OpiniónMartes, 10 de mayo de 2022
El pesado manto de las delaciones
José Luis Gil
Analista político

En nuestra experiencia, con más de 30 años en el mundo policial, podemos aseverar que la delación premiada conocida técnicamente como colaboración eficaz (entre otras), rinde sus frutos en beneficio de la verdad y la justicia en el mediano largo y plazo. La tormenta de corrupción que se ha posado sobre Palacio de Gobierno invita a varios de los “mojados” del gobierno a provocarse “arcadas voluntarias” para delatar todo lo que puedan. Karelim López es la más reciente, pertinaz y mediática que conocemos.

Si bien es cierto que la norma provee de una serie de beneficios a quienes deciden volver sobre sus pasos para enmendar o tratar de mitigar los delitos o crímenes en los que estuvieron medrando (como la señora López) delatando a sus compinches sobre esos hechos u otros en proceso, también lo es el hecho que hay candados en la norma que tratan de prevenir argucias delictivas como falsear la verdad, acusar falsamente a una o varias personas, o tratar de beneficiarse con mentiras o construcciones fantasiosas durante el proceso de corroboración.

Existen personas con mayor nivel de formación, ya sea académica o de experiencias, que les permite discernir sobre la dureza de la norma o las consecuencias de las mentiras. También lo hay entre quienes su nivel de razonamiento es limitado y creen que basta con su palabra para enviar a alguien a la cárcel para siempre. Este último no es el caso de Karelinm López y hay que decirlo con total claridad. Tampoco debemos soslayar el pavor que causa a otros esta posibilidad, como a Bruno Pacheco.

La señora de marras es una empresaria con años de experiencia (como ha sido informado por los medios de comunicación) en transacciones comerciales (santas o no), que le permitieron tener un pequeño imperio económico y arañar las alturas del poder para su beneficio personal o empresarial, tiene mucha habilidad para la negociación, capacidad de persuasión con los beneficios que atraparon a sus potenciales clientes (o víctimas) para el logro de sus objetivos.
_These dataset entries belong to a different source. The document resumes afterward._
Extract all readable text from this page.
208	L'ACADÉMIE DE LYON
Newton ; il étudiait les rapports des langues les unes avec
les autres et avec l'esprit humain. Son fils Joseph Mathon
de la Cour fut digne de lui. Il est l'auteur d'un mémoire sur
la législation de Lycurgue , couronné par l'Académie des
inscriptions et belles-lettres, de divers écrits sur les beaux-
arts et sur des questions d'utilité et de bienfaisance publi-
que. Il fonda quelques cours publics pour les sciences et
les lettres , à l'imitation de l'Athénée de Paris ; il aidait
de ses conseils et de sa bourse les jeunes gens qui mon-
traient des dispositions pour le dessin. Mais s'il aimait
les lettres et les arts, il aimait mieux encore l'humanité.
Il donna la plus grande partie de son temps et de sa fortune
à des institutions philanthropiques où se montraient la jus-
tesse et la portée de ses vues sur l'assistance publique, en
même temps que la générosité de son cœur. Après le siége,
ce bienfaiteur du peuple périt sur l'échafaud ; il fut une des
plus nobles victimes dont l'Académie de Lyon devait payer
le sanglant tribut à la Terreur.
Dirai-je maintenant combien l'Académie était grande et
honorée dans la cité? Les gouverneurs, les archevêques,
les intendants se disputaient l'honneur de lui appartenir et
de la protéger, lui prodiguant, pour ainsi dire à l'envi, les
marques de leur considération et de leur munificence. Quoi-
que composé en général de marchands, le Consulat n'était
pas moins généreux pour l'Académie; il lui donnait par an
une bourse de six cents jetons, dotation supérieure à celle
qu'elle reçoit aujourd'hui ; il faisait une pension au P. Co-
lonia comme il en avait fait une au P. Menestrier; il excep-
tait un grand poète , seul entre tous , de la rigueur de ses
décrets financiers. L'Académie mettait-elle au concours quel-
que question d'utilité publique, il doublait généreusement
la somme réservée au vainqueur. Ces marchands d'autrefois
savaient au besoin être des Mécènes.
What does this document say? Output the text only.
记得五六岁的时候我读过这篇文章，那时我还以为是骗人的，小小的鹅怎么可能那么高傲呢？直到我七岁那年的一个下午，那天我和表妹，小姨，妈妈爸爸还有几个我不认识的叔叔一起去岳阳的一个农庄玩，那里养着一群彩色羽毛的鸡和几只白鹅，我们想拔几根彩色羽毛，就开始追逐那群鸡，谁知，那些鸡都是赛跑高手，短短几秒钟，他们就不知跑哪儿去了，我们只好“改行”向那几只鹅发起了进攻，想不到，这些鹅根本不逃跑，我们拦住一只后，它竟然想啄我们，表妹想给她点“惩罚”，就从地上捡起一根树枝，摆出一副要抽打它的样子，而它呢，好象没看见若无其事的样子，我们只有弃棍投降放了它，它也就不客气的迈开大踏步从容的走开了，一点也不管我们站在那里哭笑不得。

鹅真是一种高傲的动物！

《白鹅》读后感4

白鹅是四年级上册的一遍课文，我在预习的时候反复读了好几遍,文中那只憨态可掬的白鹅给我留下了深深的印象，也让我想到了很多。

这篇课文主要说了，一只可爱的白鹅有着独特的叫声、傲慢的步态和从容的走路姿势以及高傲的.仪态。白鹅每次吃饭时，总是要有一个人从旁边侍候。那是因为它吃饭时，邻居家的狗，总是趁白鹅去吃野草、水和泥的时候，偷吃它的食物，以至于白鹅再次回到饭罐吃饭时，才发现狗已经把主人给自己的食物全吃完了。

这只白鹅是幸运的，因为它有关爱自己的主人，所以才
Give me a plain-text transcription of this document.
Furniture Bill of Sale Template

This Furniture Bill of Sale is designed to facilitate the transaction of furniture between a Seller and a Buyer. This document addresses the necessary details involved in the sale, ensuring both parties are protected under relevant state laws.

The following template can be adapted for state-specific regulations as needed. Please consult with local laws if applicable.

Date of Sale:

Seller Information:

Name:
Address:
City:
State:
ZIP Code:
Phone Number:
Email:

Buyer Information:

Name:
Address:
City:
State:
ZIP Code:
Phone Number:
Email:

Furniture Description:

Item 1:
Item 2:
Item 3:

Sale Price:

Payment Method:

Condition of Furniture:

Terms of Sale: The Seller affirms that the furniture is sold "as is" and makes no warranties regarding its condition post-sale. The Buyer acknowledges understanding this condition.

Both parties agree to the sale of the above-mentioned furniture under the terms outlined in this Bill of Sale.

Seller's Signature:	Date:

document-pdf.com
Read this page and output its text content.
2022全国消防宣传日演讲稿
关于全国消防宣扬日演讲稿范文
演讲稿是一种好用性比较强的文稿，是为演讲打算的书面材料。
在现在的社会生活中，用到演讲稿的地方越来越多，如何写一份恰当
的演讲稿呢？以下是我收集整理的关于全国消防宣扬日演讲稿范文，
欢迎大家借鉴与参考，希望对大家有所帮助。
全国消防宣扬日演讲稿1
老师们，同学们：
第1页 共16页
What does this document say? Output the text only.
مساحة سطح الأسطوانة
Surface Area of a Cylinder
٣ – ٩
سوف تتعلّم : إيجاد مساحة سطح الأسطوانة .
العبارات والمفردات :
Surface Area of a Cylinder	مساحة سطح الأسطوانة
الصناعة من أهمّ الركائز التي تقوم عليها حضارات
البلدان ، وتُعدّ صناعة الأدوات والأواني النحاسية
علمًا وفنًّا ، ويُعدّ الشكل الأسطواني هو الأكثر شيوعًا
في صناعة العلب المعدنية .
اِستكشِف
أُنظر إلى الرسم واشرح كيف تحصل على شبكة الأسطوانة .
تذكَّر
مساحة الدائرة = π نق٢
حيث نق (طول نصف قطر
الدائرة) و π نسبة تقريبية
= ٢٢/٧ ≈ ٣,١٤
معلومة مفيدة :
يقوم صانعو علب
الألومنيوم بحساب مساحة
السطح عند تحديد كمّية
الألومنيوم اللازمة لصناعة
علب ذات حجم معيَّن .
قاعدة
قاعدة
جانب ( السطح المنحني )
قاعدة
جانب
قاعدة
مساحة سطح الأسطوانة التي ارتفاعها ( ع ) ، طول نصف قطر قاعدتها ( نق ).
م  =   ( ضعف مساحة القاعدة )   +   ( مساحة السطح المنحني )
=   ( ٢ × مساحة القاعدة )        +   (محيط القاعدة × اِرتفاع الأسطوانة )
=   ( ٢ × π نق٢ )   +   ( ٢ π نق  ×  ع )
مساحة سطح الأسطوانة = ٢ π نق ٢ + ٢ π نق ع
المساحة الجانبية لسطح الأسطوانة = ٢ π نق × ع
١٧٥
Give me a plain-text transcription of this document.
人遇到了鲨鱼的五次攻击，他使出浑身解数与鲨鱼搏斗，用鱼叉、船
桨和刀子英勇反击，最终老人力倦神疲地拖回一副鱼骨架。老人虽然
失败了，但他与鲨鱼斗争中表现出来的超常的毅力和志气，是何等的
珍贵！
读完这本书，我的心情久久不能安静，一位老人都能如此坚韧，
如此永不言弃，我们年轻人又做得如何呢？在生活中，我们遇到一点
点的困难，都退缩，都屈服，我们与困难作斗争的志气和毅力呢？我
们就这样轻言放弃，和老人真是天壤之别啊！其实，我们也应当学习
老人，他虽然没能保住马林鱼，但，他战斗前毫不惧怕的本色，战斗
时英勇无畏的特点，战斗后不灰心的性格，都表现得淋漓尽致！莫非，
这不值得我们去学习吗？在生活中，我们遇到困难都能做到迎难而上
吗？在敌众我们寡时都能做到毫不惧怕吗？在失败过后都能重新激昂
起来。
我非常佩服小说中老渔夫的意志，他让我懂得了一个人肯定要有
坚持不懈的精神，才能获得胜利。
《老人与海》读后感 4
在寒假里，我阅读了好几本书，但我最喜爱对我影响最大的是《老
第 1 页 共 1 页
Con esas “credenciales”, entrar a una negociación para pelear por su libertad deviene en una situación estratégica, peligrosa para su círculo criminal y muy delicada para su seguridad personal.

Por ahora, las delaciones de Karelim López y las corroboraciones de la Fiscalía, nos dan un comportamiento uniforme, sólido y con una perspectiva positiva sobre la veracidad de sus imputaciones o de sus comentarios adicionales, de revelar reuniones en las alturas del poder y recordar conversaciones que hoy tienen ribetes de delito en muchos casos, y de falta de solidez moral en otros.

Es por eso que quienes hoy se sienten cercados por las venenosas confesiones de la dama de rojo y los lobbies, la atacan con furia intentando desarroparse del manto de la delación que los cubre sin lograr su propósito. Lo peor para ellos es que las corroboraciones terminarán por derrumbar el armatoste gubernamental corrupto que encabeza el hombre sin sombrero (y sin cabeza) Pedro Castillo y su banda de familiares, paisanos, amigos, aduladores ambiciosos y radicales de izquierda. ¡Alea Jacta Est!